Not where I live (San Francisco Bay area). It was literally months. Fortunately, we always buy in bulk and had a pretty good supply in stock when it hit the fan, and I was able to get resupplied through Amazon once. But lockdown happened in March and it was May before I saw a roll of TP on a shelf again, and then stores were limiting purchases for many months after that.
> less toilet paper had to be distributed to workplaces
Yeah, that's what everyone said. But I couldn't find industrial TP either, either in person nor on-line.
> But I couldn't find industrial TP either, either in person nor on-line.
Did you try the smaller corner stores? A few weeks into the shelter-in-place order in San Francisco, I started seeing the crappy single-ply commercial TP appearing on their shelves. (And throughout shelter-in-place, there was somewhat-lower-than-usual-but-nonzero amounts of paper towels.)
At that point in time, larger places like CVS/Walgreens and Safeway were usually totally out of all paper -er- cleaning(?) products... the difference in stock levels never ceased to amaze me.

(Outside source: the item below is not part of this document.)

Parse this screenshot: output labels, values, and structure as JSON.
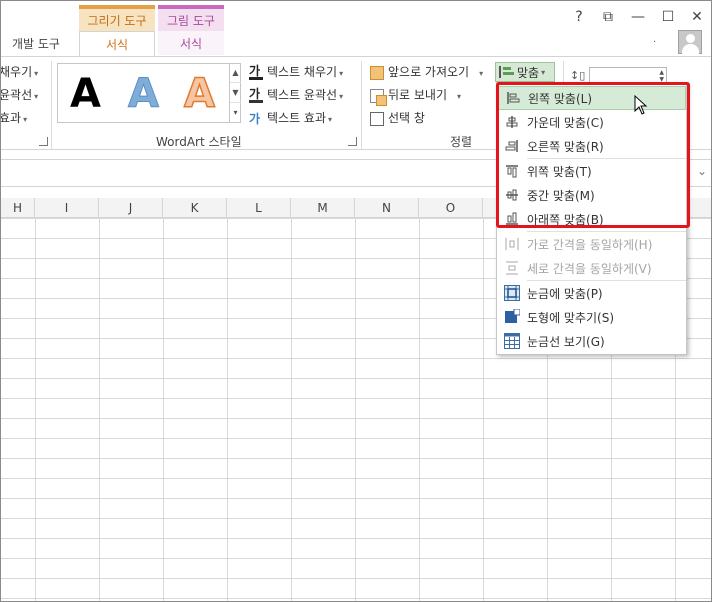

(Luckily, I happened to have enough household-grade TP to last me until household-grade stuff started appearing on those shelves again.)
I had enough around the house to give some away and still made it several months. If you're at the store and your brand is on sale, and you can't remember if you have plenty, buy some more. No big deal, it stores easily. At some point you're like, wait I have a lot, and then you don't buy anymore until you run out in one bathroom and realize you're getting low.
Though, I suppose there were people who were buying it when they did not expect to use it personally. Fuck those people.